Welcome to UCSDCourseSearch!
Created by Misa Franknedy and Tony Ta
Introduction
The UCSDCourseSearch project enables UCSD students to search for courses more conveniently. Our search engine improves on UCSD’s WebReg search function, which is limited to only finding exact matches from an user’s search query in course titles, using semantic search, a search technique that aims to understand the meaning and context of search queries to provide more relevant search results. This means that students no longer need to know the exact course name in order to search for it. Our search tool is able to understand the intent of the user’s search queries and finds the most similar courses to them.
How It Works
Our search engine uses the UCSD course catalog, which contains 7,169 courses across 173 departments, as its primary dataset and parses through these courses during the search process. Specifically, the course titles and descriptions are the documents that are being searched through.

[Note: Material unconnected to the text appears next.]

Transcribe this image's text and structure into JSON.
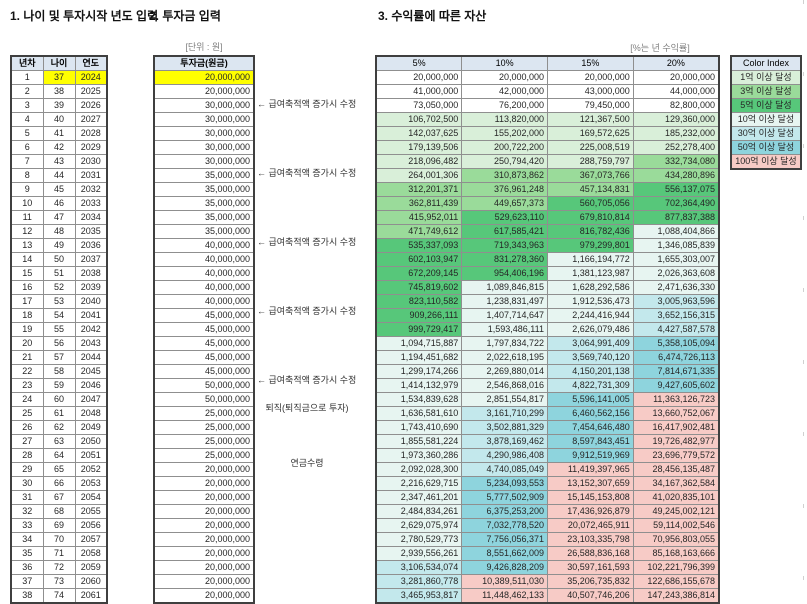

Using the FlagModel BAAI/bge-small-en-v1.5 embedding model, the course titles and descriptions are embedded separately to create 2 sets of embeddings. These embeddings are numerical multi-dimensional vectors that represent the course titles and descriptions. The closer the distance between two vectors are to each other, the more similar they are.
The search process begins by processing the user’s query along with other search parameters, such as filters and the desired number of results. Based on the user-specified filter criteria (i.e. the user specifies they want to search for courses only in the DSC department), irrelevant courses are discarded from the search process. The query is then embedded using the same FlagModel that is used to embed the course titles and descriptions.
To find the most relevant courses to the query, the search function employs cosine similarity between the query’s embedding and the embeddings of the course title and description, separately. For each course, the similarity scores from the title and description are assigned weights and aggregated to calculate a final similarity score, with titles receiving a greater emphasis.
The final step involves returning and displaying the results on our website, with the quantity of displayed results being determined by the user’s initial selection of the number of outcomes desired.
Evaluating our Search Engine & What it Means
To evaluate our search, we created a baseline search engine using ElasticSearch. This search engine doesn’t employ semantic search, but instead uses a traditional keyword search. We also found another search function called TritonSearch made by a fellow UCSD student. We decided to compare the results of our search engine to both our baseline model and TritonSearch by using the search results of 145 queries to compute the mean reciprocal rank (MRR), normalized discounted cummulative gain (NDCG), and zero result rate (ZRR), which is the proportion of searches that yielded zero results, of all three search engines. The 145 queries used in our evaluation are sourced from the first 145 unique queries that UCSD students used since the website’s launch.
Our Search | Baseline | TritonSearch | |
---|---|---|---|
MRR | 0.9690 | 0.9345 | 0.7241 |
NDCG | 0.9684 | 0.9404 | 0.7265 |
ZRR | 0.0207 | 0.0219 | 0.2690 |
Our semantic search engine produced the best results in all three of the measured evaluation metrics when compared to the other search engines. The high MRR and NDCG scores show that our search engine generally ranked the most relevant results at the top of the list, while the low ZRR shows that our search engine displayed relevant results for the majority of the queries in our test set. Overall, this shows that our search tool is capable of producing highly relevant results and is proficient at matching the correct courses to user queries.